= Shiloh, Madison County, Georgia =

Settlement in Madison County, Georgia, United States

Shiloh is an unincorporated settlement in Madison County, in the U.S. state of Georgia. It is a crossroads at the intersection of Highway 174 and Jones Chapel–Shiloh Road/Shiloh–Fort Lamar Road 5 mi northeast of Ila.

Shiloh is popularly known as Coonrod, and was also formerly known as Norcross, from the Norcross School, which closed in 1948, which was "north of the crossroads".

==History==
The Baptist Church of Christ at Shiloh was founded in 1869 and moved from Bond to its current location on the east side of the cross when the original church burned in 1889

A country store on the south corner, Dean & Tyner, predated the Civil War.

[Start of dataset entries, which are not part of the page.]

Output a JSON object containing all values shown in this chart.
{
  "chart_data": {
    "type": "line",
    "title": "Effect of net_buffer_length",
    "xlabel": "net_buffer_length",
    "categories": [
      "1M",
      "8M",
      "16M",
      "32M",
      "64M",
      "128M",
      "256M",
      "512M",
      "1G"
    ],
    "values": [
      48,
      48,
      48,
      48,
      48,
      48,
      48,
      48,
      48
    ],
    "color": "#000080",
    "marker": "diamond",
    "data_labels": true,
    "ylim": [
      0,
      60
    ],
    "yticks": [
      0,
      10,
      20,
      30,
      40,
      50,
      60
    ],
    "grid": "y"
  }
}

This store was the social focus of the community and the name "Coonrod" came from a chart posted to record who brought in the longest "coon rod" or raccoon baculum (penis bone), which were filed down for use as toothpicks.

The Shiloh Evangelical Methodist Church (today Danielsville Evangelical Church) replaced the Norcross School.

Today, the Shiloh Community Volunteer Fire Department Station 1, standing on the site of the Dean & Tyner store, and the Shiloh Baptist Church are the only permanent structures at the crossroads.